The anomaly detection benchmark is distributed under the MIT License, with all logs and parsing artifacts in public repositories (2306.09930).
Large-scale LLM orchestration workflow datasets and the fine-tuned model derivatives are available as open-source packages (2411.05451).
Explicit dataset versioning using persistent DOIs is adopted in reproducibility benchmarking (2504.08684).

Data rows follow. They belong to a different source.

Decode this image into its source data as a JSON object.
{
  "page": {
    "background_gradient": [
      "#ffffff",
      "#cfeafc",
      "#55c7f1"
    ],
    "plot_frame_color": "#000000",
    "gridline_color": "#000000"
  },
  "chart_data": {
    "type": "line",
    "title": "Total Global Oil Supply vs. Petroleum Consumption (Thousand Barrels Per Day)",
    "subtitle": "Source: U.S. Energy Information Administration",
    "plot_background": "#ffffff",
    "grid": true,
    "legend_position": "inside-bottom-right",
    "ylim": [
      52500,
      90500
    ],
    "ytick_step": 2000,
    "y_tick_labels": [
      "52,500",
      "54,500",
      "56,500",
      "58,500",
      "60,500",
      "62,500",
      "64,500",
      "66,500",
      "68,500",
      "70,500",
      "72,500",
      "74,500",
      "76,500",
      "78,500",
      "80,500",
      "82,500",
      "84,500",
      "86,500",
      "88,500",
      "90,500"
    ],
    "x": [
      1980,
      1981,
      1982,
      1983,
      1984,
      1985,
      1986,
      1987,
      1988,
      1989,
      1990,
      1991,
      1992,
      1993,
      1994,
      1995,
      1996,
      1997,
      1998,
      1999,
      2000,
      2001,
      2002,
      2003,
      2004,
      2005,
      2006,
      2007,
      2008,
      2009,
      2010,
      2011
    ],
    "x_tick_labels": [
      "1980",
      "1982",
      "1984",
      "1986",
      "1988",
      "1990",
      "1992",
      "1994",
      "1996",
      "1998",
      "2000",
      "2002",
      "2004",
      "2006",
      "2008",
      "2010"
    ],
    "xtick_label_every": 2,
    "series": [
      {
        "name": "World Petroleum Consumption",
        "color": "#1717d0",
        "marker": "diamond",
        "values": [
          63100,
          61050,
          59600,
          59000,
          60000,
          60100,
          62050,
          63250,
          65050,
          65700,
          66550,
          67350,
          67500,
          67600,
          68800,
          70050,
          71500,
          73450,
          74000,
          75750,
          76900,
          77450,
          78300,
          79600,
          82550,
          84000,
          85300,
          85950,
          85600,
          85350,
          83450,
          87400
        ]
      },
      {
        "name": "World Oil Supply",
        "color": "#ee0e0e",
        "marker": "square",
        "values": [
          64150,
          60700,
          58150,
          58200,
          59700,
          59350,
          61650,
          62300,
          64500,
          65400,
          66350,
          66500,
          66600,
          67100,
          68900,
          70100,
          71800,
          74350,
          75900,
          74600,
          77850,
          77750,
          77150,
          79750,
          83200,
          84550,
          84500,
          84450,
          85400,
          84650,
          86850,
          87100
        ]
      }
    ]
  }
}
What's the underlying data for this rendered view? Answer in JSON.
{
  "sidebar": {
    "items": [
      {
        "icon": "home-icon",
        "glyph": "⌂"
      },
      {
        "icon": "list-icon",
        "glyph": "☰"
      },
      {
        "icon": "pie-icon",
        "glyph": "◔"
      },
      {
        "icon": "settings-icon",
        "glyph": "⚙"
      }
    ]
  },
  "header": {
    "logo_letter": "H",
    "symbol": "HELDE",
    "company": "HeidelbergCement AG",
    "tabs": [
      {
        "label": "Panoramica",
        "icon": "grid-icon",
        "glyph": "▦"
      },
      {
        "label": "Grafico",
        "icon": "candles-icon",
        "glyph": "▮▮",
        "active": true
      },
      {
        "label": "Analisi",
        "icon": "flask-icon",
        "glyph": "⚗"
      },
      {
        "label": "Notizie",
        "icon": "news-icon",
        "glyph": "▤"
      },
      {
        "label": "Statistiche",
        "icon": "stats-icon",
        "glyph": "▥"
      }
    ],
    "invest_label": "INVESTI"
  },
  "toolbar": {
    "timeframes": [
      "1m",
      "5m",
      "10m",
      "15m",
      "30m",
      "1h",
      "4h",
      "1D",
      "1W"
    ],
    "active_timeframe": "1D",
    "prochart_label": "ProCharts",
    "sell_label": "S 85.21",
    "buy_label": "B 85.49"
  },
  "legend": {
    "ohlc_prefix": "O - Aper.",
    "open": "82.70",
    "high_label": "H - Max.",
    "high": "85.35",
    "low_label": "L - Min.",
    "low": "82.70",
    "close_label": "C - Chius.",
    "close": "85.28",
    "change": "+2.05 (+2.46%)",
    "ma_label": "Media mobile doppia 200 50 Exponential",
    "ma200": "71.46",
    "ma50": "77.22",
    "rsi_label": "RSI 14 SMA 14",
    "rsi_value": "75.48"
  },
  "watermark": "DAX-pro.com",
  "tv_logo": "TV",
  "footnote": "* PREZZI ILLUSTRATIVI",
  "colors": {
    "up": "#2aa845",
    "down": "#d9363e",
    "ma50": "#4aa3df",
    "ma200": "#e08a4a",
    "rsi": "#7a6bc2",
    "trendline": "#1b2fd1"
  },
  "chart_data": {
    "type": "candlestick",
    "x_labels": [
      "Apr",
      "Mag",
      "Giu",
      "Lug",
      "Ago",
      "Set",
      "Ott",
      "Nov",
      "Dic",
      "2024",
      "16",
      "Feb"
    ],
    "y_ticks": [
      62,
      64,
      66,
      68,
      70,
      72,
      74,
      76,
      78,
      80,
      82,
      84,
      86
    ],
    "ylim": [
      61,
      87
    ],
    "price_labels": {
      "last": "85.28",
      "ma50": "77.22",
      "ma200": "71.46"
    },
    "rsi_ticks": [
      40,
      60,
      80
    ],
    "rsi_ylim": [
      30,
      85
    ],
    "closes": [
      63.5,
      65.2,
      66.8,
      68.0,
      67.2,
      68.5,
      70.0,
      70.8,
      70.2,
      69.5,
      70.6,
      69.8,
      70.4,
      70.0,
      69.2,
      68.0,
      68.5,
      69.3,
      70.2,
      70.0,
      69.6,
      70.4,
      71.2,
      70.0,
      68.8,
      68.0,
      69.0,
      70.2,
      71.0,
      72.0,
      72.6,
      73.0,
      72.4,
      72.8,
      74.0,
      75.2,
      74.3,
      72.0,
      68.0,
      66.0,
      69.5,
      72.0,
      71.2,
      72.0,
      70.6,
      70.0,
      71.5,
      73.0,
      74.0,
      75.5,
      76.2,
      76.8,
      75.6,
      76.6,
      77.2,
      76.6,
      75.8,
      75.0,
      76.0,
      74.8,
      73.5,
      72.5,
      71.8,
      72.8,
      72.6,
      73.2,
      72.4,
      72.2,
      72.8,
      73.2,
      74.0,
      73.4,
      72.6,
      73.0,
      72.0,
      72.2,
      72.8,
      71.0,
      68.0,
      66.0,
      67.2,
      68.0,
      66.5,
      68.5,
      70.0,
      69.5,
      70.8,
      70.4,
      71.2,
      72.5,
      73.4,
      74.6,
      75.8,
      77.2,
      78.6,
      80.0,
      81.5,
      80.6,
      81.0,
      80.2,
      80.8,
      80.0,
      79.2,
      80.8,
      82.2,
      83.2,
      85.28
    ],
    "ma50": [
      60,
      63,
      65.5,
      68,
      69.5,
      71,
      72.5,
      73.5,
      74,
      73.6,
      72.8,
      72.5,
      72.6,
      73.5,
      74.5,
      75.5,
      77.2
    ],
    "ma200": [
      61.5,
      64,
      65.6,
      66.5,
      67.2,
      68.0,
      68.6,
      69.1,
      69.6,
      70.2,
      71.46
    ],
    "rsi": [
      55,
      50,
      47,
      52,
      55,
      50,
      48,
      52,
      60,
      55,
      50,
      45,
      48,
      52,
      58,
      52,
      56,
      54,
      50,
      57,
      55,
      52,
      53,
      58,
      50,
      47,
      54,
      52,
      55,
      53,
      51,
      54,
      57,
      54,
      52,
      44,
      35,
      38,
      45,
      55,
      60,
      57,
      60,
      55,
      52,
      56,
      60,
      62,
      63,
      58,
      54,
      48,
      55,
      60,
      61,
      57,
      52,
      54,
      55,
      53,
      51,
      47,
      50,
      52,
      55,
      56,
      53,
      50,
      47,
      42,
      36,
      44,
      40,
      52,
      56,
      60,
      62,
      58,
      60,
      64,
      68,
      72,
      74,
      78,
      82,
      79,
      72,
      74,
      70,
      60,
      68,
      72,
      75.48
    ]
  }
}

Metadata and artifact badging (per ACM guidelines) are integral to enable systematic and fair evaluation.

6. Limitations and Research Opportunities

The empirical results across WorkflowBench variants indicate persistent research challenges:

Existing LLMs—even state-of-the-art—struggle with complex task planning, precise multi-stage orchestration, and step-level validation, as reflected by modest F1 scores and low task completion rates (2406.13264, 2411.05451).
Anomaly detection methods face scalability and recall challenges on large DAGs, with room for innovations in high-dimensional, non-stationary graph analysis (2306.09930).
Reproducibility tools reveal gaps in handling diverse configurations, undocumented dependencies, and environmental heterogeneity. Standardized benchmarking surfaces both strengths and practical limitations of current approaches (2504.08684).

A plausible implication is a widespread need for further research into hierarchical task modeling, robust API generalization, fine-grained process documentation, and hybrid statistical–deep learning anomaly detection.

7. Significance and Impact

The proliferation and standardization of WorkflowBench-style datasets mark a significant advancement for workflow system evaluation, LLM-based orchestration, scientific reproducibility, and enterprise process automation. These benchmarks enable:

Objective, multi-dimensional evaluation of methods and systems
Reproducible comparative studies across diverse operational domains
Empirical grounding for theoretical advances in workflow scheduling, process mining, and anomaly detection

The multi-domain nature of WorkflowBench ensures its continued relevance as computational systems become more complex, heterogeneous, and interdependent across edge, cloud, scientific, enterprise, and automation environments.